After weeks of struggling for survival in detention, I remembered my father telling me never to give up on my dreams. I forced myself to start utilizing my time wisely by improving my English skills and setting up four different English classes for others in the center. I had nearly 70 students regularly attending the classes each night, keen to learn a new language and build their future instead of just counting each day and waiting to be released. These classes brought me joy and a sense of accomplishment, even though my life was not developing in the way I had hoped it would.

At last, in July 2018 I was released from detention and admitted to community housing in Batam, Indonesia. Since then, I have been living in a shelter managed by IOM. I again imagined I would be resettled or go to university soon after moving into community housing, but I have been here for two years and only a handful of refugees have been offered resettlement through UNHCR. Even those people have not yet been sent to a third country as quotas for refugee resettlement continue to shrink. The waiting period for resettlement gets longer and longer.

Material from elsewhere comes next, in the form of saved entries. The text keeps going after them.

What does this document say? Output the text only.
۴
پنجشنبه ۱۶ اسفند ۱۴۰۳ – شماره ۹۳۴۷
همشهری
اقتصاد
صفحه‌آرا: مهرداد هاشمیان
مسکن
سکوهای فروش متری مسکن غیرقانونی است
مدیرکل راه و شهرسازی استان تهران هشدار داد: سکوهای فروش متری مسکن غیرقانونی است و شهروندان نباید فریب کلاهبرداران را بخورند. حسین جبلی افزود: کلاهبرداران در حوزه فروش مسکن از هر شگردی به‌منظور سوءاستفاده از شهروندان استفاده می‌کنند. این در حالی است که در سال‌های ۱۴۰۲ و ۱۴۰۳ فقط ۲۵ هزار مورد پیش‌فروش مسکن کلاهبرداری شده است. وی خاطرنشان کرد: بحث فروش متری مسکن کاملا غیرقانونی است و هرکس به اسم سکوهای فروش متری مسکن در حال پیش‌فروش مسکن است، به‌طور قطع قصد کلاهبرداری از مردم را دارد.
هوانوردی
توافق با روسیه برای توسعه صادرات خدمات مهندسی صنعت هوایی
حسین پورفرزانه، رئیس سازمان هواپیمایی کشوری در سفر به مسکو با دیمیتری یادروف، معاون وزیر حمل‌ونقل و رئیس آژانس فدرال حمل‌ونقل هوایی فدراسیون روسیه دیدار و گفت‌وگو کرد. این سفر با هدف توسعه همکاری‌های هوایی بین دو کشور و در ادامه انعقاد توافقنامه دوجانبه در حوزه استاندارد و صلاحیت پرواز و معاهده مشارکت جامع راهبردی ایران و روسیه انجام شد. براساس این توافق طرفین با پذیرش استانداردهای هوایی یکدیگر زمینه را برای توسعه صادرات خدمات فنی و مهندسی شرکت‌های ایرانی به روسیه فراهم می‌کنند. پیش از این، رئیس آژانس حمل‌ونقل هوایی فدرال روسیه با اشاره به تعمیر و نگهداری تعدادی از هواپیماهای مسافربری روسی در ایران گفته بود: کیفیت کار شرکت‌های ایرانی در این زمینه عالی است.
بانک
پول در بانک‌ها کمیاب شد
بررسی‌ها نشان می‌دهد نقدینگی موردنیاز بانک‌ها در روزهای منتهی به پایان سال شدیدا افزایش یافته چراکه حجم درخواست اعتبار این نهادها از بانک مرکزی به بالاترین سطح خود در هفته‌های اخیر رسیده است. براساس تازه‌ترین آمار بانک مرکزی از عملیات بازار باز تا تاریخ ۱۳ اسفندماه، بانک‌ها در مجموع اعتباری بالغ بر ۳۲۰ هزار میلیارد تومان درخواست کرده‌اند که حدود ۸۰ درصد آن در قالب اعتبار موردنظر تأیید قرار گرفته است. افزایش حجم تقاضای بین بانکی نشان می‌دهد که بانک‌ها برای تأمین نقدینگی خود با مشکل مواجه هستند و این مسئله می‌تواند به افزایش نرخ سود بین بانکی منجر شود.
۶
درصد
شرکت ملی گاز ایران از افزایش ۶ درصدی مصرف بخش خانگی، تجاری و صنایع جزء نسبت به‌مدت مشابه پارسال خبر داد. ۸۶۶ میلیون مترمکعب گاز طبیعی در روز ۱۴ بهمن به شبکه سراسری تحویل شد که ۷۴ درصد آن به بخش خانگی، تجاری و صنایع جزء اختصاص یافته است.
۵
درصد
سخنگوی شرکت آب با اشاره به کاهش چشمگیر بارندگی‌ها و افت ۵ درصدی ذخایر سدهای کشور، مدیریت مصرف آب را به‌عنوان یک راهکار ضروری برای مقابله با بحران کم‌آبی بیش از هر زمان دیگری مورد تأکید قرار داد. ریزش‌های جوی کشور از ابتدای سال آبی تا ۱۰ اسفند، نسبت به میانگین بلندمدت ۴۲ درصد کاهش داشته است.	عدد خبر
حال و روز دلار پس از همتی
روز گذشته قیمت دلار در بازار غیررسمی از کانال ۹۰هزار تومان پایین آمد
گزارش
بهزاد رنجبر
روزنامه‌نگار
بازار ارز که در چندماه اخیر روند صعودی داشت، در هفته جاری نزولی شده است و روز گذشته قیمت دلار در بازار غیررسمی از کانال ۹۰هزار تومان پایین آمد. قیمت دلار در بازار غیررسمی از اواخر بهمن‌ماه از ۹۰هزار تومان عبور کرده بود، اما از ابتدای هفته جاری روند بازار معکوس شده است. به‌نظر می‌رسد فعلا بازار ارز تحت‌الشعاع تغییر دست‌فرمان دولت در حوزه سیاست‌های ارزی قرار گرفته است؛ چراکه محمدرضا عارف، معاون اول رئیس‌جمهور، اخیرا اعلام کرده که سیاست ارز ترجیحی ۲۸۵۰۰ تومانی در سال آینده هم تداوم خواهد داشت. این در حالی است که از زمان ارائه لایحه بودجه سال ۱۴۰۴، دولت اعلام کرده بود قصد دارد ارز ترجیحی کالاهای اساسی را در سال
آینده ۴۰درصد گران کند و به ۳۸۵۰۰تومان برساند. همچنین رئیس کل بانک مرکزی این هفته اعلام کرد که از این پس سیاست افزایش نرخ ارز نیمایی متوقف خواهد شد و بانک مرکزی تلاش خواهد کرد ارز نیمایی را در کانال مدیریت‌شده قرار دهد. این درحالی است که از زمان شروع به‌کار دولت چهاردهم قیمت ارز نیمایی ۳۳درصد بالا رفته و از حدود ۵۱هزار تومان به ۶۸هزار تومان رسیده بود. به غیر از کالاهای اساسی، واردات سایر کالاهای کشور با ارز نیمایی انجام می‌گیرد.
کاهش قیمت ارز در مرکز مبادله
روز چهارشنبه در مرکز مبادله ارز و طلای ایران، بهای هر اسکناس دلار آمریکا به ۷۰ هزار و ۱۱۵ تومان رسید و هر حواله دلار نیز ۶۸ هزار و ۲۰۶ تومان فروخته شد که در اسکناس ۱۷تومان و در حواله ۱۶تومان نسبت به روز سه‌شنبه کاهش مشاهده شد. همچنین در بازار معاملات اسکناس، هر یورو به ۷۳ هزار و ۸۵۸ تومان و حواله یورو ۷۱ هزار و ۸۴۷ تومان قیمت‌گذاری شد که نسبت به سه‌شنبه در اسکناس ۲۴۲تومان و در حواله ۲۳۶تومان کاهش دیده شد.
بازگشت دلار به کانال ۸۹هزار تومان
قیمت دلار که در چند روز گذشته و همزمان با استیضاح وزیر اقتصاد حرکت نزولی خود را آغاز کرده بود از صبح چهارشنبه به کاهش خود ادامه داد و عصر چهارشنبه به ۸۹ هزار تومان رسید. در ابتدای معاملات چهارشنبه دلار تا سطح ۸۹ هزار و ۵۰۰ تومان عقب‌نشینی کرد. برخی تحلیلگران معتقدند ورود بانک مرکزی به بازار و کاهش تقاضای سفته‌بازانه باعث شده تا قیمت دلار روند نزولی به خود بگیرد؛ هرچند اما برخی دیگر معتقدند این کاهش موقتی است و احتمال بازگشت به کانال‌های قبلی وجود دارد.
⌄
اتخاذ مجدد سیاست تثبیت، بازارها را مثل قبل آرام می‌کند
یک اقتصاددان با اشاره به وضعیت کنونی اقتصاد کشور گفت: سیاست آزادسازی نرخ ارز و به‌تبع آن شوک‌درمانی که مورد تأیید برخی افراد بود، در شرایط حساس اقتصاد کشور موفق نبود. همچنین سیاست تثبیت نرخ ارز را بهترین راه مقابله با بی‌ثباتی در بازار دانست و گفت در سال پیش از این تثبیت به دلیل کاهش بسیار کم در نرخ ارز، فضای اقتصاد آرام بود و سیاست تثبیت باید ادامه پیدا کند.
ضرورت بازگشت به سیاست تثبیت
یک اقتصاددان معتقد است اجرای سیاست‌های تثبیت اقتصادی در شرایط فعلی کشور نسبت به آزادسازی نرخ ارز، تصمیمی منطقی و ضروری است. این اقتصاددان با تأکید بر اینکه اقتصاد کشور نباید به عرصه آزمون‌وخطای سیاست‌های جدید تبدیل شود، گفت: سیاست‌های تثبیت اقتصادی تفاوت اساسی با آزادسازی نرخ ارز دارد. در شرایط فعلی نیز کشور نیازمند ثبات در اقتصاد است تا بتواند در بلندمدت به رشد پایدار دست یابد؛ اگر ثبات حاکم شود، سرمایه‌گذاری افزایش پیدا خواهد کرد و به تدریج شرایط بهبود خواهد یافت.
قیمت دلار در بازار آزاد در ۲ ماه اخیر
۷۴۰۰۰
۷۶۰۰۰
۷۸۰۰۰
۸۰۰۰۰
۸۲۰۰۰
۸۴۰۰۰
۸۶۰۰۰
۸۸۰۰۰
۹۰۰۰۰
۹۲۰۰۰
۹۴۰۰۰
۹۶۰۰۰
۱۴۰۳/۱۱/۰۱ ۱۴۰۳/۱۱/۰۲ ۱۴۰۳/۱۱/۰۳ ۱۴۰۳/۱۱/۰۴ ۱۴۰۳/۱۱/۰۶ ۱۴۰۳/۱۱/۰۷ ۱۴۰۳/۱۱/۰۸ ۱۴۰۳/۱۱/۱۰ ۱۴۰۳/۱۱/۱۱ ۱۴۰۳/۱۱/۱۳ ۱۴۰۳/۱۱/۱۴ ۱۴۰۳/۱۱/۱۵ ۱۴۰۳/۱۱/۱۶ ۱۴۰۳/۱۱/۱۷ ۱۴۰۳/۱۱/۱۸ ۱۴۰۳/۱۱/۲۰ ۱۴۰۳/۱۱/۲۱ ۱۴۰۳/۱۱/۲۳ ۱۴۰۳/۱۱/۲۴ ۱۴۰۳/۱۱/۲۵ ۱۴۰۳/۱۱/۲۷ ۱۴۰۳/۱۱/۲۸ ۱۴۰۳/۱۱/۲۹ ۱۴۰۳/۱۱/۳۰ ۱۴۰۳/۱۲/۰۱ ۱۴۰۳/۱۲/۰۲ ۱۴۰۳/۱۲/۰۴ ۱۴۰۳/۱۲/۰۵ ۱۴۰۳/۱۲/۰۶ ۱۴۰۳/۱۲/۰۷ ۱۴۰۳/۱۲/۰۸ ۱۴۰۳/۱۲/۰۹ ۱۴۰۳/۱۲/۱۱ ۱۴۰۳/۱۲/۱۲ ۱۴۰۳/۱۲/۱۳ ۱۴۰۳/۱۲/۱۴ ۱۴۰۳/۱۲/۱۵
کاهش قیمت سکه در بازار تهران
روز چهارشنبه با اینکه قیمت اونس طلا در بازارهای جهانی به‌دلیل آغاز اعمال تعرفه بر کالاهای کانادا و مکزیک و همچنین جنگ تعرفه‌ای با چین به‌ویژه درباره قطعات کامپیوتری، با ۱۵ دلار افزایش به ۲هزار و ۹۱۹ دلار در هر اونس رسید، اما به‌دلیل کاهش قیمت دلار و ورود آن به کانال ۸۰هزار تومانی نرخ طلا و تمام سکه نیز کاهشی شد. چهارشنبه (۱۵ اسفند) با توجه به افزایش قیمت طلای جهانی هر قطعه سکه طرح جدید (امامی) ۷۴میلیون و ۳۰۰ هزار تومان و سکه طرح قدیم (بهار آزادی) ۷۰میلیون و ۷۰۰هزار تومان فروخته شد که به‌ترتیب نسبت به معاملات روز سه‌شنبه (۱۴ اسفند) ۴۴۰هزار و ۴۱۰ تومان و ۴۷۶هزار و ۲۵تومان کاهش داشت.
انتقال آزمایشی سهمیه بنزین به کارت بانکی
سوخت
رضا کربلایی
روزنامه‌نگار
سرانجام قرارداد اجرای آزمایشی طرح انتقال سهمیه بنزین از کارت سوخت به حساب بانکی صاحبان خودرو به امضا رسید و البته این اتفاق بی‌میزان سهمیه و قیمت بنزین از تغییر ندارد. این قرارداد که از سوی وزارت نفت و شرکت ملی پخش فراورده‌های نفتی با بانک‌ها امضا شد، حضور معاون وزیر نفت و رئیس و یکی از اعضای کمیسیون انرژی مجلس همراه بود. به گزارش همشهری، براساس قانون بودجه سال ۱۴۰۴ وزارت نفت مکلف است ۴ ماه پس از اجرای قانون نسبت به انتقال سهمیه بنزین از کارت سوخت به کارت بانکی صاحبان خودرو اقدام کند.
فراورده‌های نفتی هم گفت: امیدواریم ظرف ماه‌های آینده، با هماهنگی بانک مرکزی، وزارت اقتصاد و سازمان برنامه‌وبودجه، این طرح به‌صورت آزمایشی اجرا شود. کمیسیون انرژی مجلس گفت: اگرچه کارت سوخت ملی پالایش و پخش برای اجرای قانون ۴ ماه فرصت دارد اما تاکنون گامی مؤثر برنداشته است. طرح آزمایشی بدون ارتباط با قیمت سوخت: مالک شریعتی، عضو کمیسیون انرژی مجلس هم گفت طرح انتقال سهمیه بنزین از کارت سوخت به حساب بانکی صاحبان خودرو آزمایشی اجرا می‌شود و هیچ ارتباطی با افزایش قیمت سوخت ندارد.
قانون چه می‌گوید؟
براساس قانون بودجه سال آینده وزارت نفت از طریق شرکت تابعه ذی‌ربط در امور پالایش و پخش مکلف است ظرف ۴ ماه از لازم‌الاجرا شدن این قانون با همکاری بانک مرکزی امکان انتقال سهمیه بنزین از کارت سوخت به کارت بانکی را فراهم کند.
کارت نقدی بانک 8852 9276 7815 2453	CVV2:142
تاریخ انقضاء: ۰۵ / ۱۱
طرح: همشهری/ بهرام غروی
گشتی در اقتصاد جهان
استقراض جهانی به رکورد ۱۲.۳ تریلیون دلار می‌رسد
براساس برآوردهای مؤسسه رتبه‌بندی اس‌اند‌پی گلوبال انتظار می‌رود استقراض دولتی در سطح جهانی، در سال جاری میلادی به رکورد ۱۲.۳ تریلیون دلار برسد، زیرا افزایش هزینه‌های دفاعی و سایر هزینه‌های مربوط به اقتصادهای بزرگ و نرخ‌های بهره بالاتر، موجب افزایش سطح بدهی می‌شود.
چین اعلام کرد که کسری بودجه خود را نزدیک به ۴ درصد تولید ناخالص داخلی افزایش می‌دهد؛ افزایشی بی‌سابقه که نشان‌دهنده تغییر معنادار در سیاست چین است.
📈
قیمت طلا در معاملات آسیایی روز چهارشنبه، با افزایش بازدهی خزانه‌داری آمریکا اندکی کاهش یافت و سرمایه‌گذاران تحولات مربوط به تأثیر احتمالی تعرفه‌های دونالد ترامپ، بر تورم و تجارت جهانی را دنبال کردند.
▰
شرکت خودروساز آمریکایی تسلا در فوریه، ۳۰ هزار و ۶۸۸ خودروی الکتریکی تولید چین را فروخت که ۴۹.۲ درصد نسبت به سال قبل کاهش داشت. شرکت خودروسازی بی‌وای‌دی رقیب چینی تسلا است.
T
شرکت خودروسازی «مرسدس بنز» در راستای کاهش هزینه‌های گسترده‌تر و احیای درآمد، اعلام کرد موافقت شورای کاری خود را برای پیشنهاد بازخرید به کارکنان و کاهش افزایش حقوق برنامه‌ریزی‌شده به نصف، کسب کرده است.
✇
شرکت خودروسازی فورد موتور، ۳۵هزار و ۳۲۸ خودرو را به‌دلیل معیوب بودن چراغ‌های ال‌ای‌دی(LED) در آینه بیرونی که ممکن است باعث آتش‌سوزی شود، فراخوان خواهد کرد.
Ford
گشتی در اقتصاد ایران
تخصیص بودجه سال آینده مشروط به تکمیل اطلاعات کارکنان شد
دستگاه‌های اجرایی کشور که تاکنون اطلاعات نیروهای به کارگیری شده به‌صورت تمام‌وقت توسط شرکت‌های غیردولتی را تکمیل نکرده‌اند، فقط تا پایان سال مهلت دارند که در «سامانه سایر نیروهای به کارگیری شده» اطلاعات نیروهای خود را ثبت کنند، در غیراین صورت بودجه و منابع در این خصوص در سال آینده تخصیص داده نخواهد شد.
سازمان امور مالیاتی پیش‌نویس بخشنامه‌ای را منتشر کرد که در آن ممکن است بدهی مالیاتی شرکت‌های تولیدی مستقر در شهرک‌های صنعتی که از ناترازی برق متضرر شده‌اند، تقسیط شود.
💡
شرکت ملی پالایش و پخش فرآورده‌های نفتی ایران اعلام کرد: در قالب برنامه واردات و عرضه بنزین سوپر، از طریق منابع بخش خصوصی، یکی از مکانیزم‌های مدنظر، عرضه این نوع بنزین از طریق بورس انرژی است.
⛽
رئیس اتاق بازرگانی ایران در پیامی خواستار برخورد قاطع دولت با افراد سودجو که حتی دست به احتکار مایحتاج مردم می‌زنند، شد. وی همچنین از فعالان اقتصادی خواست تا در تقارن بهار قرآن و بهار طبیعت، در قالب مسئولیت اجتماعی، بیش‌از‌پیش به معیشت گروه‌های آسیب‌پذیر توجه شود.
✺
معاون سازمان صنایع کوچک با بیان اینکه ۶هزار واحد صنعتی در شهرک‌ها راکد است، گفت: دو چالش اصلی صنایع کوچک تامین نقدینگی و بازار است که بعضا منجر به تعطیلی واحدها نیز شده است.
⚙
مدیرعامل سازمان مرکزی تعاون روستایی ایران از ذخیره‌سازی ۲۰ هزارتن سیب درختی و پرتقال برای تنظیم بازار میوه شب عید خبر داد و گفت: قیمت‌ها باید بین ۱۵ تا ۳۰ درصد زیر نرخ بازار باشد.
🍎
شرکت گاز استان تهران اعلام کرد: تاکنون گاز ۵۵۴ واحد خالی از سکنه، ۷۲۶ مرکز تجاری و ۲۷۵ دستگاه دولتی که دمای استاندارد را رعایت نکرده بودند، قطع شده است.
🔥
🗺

I have already lost five and half years of my life living here, never knowing how much more of my time will be lost before a country offers me resettlement. Indonesia is a beautiful country, but for its own people, not for refugees. We are cut off from all the privileges that make life a little easier and more bearable. And all we can do is wait. We continue to live in a state of anxious uncertainty, hoping and hoping that good days will come so that we can be free to find opportunities to make our future better and bright. 

I feel that my dream of going to school, being mentally free and able to work, and having an independent life has died in my heart, and after all this waiting I find it hard to believe it will ever become a reality. Nobody can return the time I have lost here, but the limitless thirst for education remains deep in my soul.

 

Erfan is a Hazara writer from Afghanistan. He is an activist, volunteer focal point and interpreter for refugees in Indonesia. He has lived in constant uncertainty in Indonesia after being compelled to flee Afghanistan since 2014. Recently, Erfan was offered an opportunity to study for the GED through Roshan's GED Support Program.

* Prior to 2020, refugees who wanted to receive housing and basic assistance from the International Organization for Migration (IOM) first had to spend time in a detention center, basically a prison, and be processed by Immigration and referred to IOM for support. As of April 2020, there were 7 refugees who remain in immigration detention centers.